Some nonprofits with UAC contracts don’t operate immigrant shelters and instead offer services such as foster support or legal assistance. For example, the Cayuga Home for Children ($114 million in UAC grants), also known as Cayuga Centers and based in Auburn, New York, offers transitional foster care and daycare to unaccompanied children as it works to unite the kids with their families. Richard Crompton, VP of corporate communications at Cayuga, told Sludge, “The children stay in a Spanish-speaking family home (licensed and regulated by New York State) while their case is processed. We provide a daycare center [in New York City], learning and recreation, medical and therapeutic services, legal and consular access, and family contact.” At any given time, Cayuga has roughly 800 immigrant children in its program. The nonprofit has been the subject of dozens of abuse and neglect allegations at upstate New York facilities, according to a mid-2018 New York Times article.
Also in New York, the nonprofit Vera Institute of Justice ($18.4 million in UAC grants) manages legal services for immigrant kids who face deportation proceedings without appointed attorneys. The Vera Institute “partner[s] with a network of legal service providers across the U.S. who inform these children of their rights under U.S. law and defend them in their legal proceedings.”

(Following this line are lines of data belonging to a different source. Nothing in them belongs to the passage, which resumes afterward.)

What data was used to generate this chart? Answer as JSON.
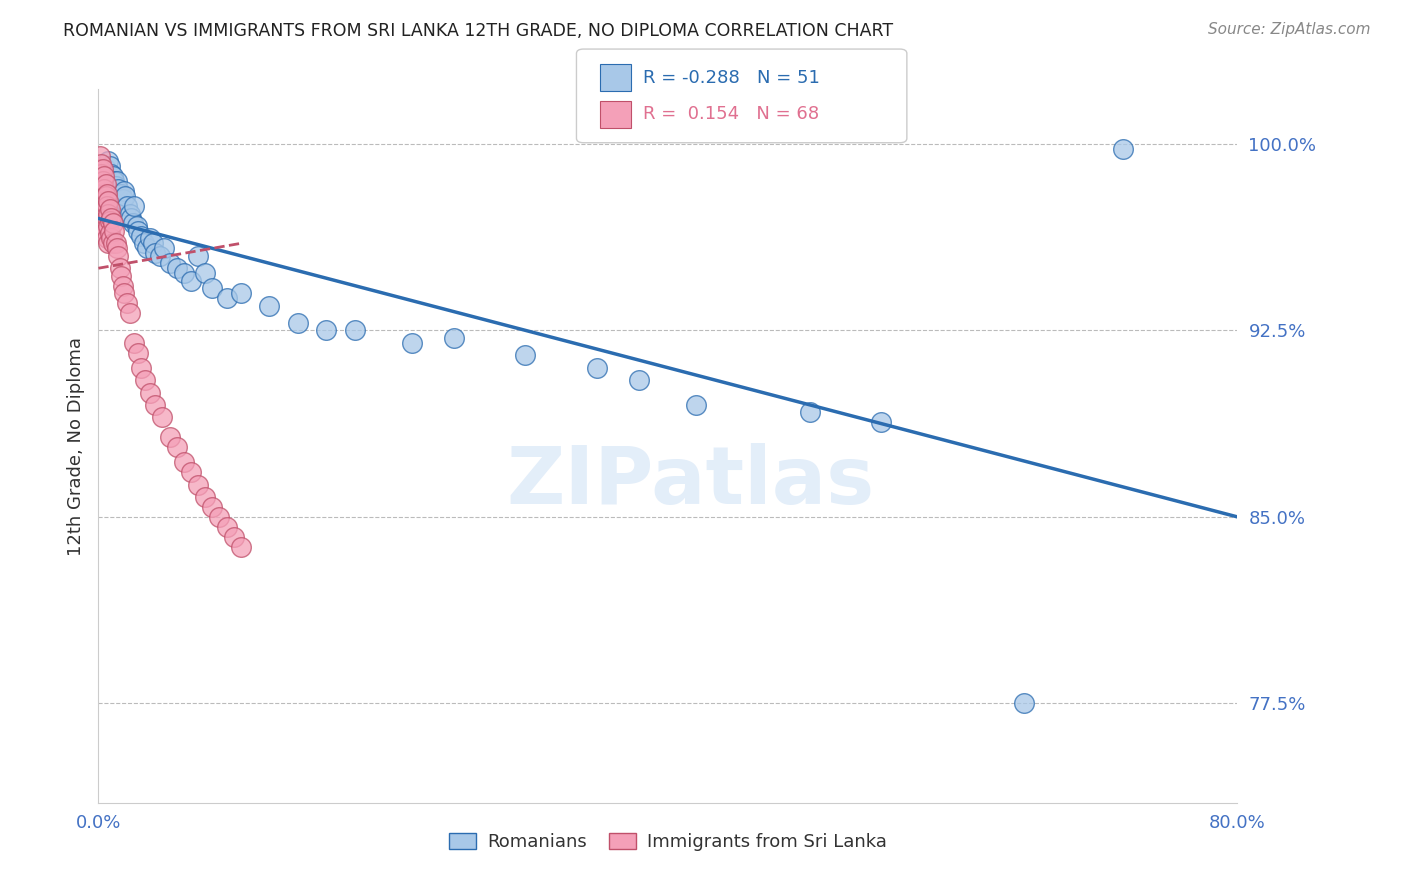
{
  "title": "ROMANIAN VS IMMIGRANTS FROM SRI LANKA 12TH GRADE, NO DIPLOMA CORRELATION CHART",
  "source": "Source: ZipAtlas.com",
  "ylabel": "12th Grade, No Diploma",
  "legend_label1": "Romanians",
  "legend_label2": "Immigrants from Sri Lanka",
  "r1": -0.288,
  "n1": 51,
  "r2": 0.154,
  "n2": 68,
  "color1": "#a8c8e8",
  "color2": "#f4a0b8",
  "trendline1_color": "#2b6cb0",
  "trendline2_color": "#c0506a",
  "xmin": 0.0,
  "xmax": 0.8,
  "ymin": 0.735,
  "ymax": 1.022,
  "yticks": [
    0.775,
    0.85,
    0.925,
    1.0
  ],
  "ytick_labels": [
    "77.5%",
    "85.0%",
    "92.5%",
    "100.0%"
  ],
  "xticks": [
    0.0,
    0.1,
    0.2,
    0.3,
    0.4,
    0.5,
    0.6,
    0.7,
    0.8
  ],
  "xtick_labels": [
    "0.0%",
    "",
    "",
    "",
    "",
    "",
    "",
    "",
    "80.0%"
  ],
  "blue_x": [
    0.005,
    0.007,
    0.008,
    0.009,
    0.01,
    0.011,
    0.012,
    0.013,
    0.014,
    0.016,
    0.017,
    0.018,
    0.019,
    0.02,
    0.022,
    0.023,
    0.024,
    0.025,
    0.027,
    0.028,
    0.03,
    0.032,
    0.034,
    0.036,
    0.038,
    0.04,
    0.043,
    0.046,
    0.05,
    0.055,
    0.06,
    0.065,
    0.07,
    0.075,
    0.08,
    0.09,
    0.1,
    0.12,
    0.14,
    0.16,
    0.18,
    0.22,
    0.25,
    0.3,
    0.35,
    0.38,
    0.42,
    0.5,
    0.55,
    0.65,
    0.72
  ],
  "blue_y": [
    0.99,
    0.993,
    0.991,
    0.988,
    0.987,
    0.985,
    0.983,
    0.985,
    0.982,
    0.98,
    0.978,
    0.981,
    0.979,
    0.975,
    0.972,
    0.97,
    0.968,
    0.975,
    0.967,
    0.965,
    0.963,
    0.96,
    0.958,
    0.962,
    0.96,
    0.956,
    0.955,
    0.958,
    0.952,
    0.95,
    0.948,
    0.945,
    0.955,
    0.948,
    0.942,
    0.938,
    0.94,
    0.935,
    0.928,
    0.925,
    0.925,
    0.92,
    0.922,
    0.915,
    0.91,
    0.905,
    0.895,
    0.892,
    0.888,
    0.775,
    0.998
  ],
  "pink_x": [
    0.001,
    0.001,
    0.001,
    0.001,
    0.001,
    0.002,
    0.002,
    0.002,
    0.002,
    0.002,
    0.002,
    0.003,
    0.003,
    0.003,
    0.003,
    0.003,
    0.004,
    0.004,
    0.004,
    0.004,
    0.004,
    0.005,
    0.005,
    0.005,
    0.005,
    0.006,
    0.006,
    0.006,
    0.006,
    0.007,
    0.007,
    0.007,
    0.007,
    0.008,
    0.008,
    0.008,
    0.009,
    0.009,
    0.01,
    0.01,
    0.011,
    0.012,
    0.013,
    0.014,
    0.015,
    0.016,
    0.017,
    0.018,
    0.02,
    0.022,
    0.025,
    0.028,
    0.03,
    0.033,
    0.036,
    0.04,
    0.045,
    0.05,
    0.055,
    0.06,
    0.065,
    0.07,
    0.075,
    0.08,
    0.085,
    0.09,
    0.095,
    0.1
  ],
  "pink_y": [
    0.995,
    0.99,
    0.985,
    0.98,
    0.975,
    0.992,
    0.988,
    0.983,
    0.978,
    0.973,
    0.968,
    0.99,
    0.985,
    0.98,
    0.975,
    0.97,
    0.987,
    0.982,
    0.977,
    0.972,
    0.967,
    0.984,
    0.979,
    0.974,
    0.965,
    0.98,
    0.975,
    0.97,
    0.962,
    0.977,
    0.972,
    0.967,
    0.96,
    0.974,
    0.969,
    0.964,
    0.97,
    0.962,
    0.968,
    0.96,
    0.965,
    0.96,
    0.958,
    0.955,
    0.95,
    0.947,
    0.943,
    0.94,
    0.936,
    0.932,
    0.92,
    0.916,
    0.91,
    0.905,
    0.9,
    0.895,
    0.89,
    0.882,
    0.878,
    0.872,
    0.868,
    0.863,
    0.858,
    0.854,
    0.85,
    0.846,
    0.842,
    0.838
  ],
  "trendline_blue_x0": 0.0,
  "trendline_blue_x1": 0.8,
  "trendline_blue_y0": 0.97,
  "trendline_blue_y1": 0.85,
  "trendline_pink_x0": 0.0,
  "trendline_pink_x1": 0.1,
  "trendline_pink_y0": 0.95,
  "trendline_pink_y1": 0.96
}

Here are the 61 vendors making money from UAC operations.
Shelter Executives Get Big Taxpayer-Funded Salaries
Southwest Key’s Sanchez earned the most money from detaining immigrant children, but several top executives of other shelter contractors also took home large salaries, bonuses, and benefits. Of the 20 entities to receive the most money for UAC operations via ongoing grants and contracts initiated under Trump, 10 gave their top executives more than $300,000 in annual compensation, according to the most recent publicly available tax documents.
On top of their salaries, some executives got large bonuses. Kurt Senske, CEO of Austin, Texas-based Lutheran Social Services of the South, took home $426,008 in total compensation during the 2017 fiscal year, including a $115,000 bonus. Lutheran Social Services of the South runs UAC shelters and provides foster care services in Corpus Christi and El Paso, Texas. Evelyn Diaz, president and CEO of Chicago-based Heartland Human Care Services, which operates shelters and provides post-release and home study services, earned $362,445, including a $30,000 bonus.
This article has been updated to include information about the Cayuga Home for Children and the Vera Institute of Justice.